BAHİR YILDIRIM
ADANA - Adana'da yaşayan Sakine Arslan (34), resmi nikahsız evlilikten olan 4 çocuğunun babası ölünce dul olduğunu bir türlü ispat edemedi ve bu olay hayatını altüstü etti.
Sakine Arslan, 1986 yılında Selahattin Lal ile evlendi. Dolmuş şoförlüğü yapan eşi 7 yıl sonra kanser hastalığına yakalanarak hayatını kaybederken Sakine Arslan, resmi nikahı olmadığı için 'bekar' olarak kaldı. Asıl dram da bundan sonra başladı. Önce çocuklarını okula kaydettirmekte türlü engellerle karşılaştı. Eşi öldüğü için kayınvalidesi Asiye Lal'ı dava etti. Asiye Lal, bugün en küçüğü 12, en büyüğü ise 16 yaşında olan çocukların torunu olduğunu kabul ederek, oğlunun soyadını almalarını sağladı.
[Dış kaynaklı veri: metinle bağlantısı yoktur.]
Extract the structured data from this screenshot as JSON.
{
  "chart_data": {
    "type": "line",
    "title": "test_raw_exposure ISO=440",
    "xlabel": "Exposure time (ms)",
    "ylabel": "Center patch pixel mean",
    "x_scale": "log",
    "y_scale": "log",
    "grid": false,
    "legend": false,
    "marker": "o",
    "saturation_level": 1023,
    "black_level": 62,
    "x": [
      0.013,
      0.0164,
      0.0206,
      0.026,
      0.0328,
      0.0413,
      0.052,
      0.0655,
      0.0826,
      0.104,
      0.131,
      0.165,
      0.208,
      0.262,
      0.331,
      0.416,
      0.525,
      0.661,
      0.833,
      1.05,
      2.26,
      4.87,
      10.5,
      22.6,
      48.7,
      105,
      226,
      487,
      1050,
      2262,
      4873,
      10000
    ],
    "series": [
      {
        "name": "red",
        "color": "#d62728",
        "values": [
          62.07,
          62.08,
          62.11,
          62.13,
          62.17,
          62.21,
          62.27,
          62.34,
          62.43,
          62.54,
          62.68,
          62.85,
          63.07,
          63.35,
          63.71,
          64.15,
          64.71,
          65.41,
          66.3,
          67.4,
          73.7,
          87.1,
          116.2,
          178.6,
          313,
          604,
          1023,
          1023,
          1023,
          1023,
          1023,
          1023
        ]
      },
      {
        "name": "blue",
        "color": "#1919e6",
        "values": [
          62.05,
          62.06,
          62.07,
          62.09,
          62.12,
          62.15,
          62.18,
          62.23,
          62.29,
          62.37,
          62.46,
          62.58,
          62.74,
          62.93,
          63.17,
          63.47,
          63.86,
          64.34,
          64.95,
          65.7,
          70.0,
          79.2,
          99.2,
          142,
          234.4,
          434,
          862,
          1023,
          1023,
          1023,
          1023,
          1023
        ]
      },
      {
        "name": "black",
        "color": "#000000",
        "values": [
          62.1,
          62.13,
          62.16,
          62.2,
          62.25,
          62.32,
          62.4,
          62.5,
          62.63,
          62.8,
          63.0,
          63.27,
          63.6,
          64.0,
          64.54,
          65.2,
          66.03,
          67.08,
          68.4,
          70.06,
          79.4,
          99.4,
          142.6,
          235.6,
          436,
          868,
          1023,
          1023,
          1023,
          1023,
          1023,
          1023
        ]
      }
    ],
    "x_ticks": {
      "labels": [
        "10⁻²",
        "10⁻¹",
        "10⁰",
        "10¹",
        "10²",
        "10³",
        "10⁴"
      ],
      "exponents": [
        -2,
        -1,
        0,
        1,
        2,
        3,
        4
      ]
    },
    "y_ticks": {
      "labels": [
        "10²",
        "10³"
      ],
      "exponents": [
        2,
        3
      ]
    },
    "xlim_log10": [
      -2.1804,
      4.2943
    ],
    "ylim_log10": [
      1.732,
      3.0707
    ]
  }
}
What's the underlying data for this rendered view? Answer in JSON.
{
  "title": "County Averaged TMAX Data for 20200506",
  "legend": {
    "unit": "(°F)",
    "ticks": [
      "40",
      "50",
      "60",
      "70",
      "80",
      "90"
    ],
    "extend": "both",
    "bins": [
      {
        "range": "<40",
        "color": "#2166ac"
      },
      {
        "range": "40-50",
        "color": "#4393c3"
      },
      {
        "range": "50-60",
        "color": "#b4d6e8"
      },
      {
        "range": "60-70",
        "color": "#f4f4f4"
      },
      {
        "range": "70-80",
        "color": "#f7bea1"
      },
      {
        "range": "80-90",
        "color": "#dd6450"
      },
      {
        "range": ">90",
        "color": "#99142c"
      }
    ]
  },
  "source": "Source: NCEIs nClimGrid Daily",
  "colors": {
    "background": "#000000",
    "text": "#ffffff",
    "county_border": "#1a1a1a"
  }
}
Sakine Arslan, 4 çocuk doğurmasına rağmen bekarlıktan bir türlü kurtulamıyor. Kimliğinde hala bekar görünün ancak 4 kişilik bir ailenin sorumluluğunu üstlenen 34 yaşındaki çaresiz kadın, eşinin sahip olduğu sosyal güvenceden faydalanamıyor. Fakirlere yapılan yardımlarda sürekli sorunlarla karşılaşıyor. Hem dul hem de bekar hayatı sürmeye devam eden Sakine Arslan ''Yıllar önce açılan dava sonucu çocuklarım babalarının soyadını aldı ancak ben hala bekar olarak kaldım. Dul olmak istiyorum ancak dava bile açamıyorum. Nereye gitsem 'Sen bekarsın. Bu çocuklar nasıl senin olur' diyorlar. Hemen bütün resmi işlemlerde karşıma zorluklar çıkıyor'' diye konuştu.
Sakine Arslan aynı kaderi paylaşan tek kişi değil. Birleşmiş Milletler Çocuk Fonu'nun (UNICEF) ''Kadın ve Çocukların Kaliteli Yaşam Göstergeleri -Türkiye'de Bölgelerin Gelişmesi 2000'' başlıklı raporuna göre Türkiye'de bir milyon 330 bin kişinin resmi nikahı bulunmuyor. Bu rapor, Sakine gibi en az binlerce kadının aynı çıkmazın içine düştüğünü ortaya koymaya yetiyor. Avukat Hasan Özler, ''Ölen kocasının soyadını taşımak ve bundan istifade etmek isteyen kadının işi gerçekten çok zor. Çünkü kocaları ölmüş. Nikah iki tarafın irade beyanını gerektirir. Ölen biriyle evlilik akdi nasıl yapılacak? Bu hukuken mümkün değil'' dedi. Özler, ''Kocası ölen ve resmi nikahı olmayan kadın, eşinin sosyal güvencesinden yararlanamaz. Eşinin hak ettiği bir tazminatı alamaz. Eşinin halefi olamaz; alacak ve borçlarını takip edemez. Mirasçısı olamaz. Ortada yapılmış fiili bir evlilik olmasına rağmen, bu durumdaki kadınların mağduriyetini giderecek kanun yok. Yani hukuk da çaresiz'' diye konuştu.
Özellikle kırsalda ve kenar mahallelerde Sakine Arslan örneğinin binlercesi olduğuna dikkat çeken Avukat Hasan Özler, bu tür mağduriyetlerin giderilmesi için hukuka karşı bazı hile yollarının da zaman zaman kullanıldığını belirtti. Özler, ''Sakine hanım kayınbiraderi ile evlenip tekrar boşanabilir. Yada aynı ismi taşıyan başka biriyle. Bu hukuka karşı bir hile gibi ancak başka çare de yok. Kati çözüm ise kanunda belirtilen 'dul' yada 'boşanmış' tanımının genişletilmesidir. Şimdilik başka çare görünmüyor'' dedi.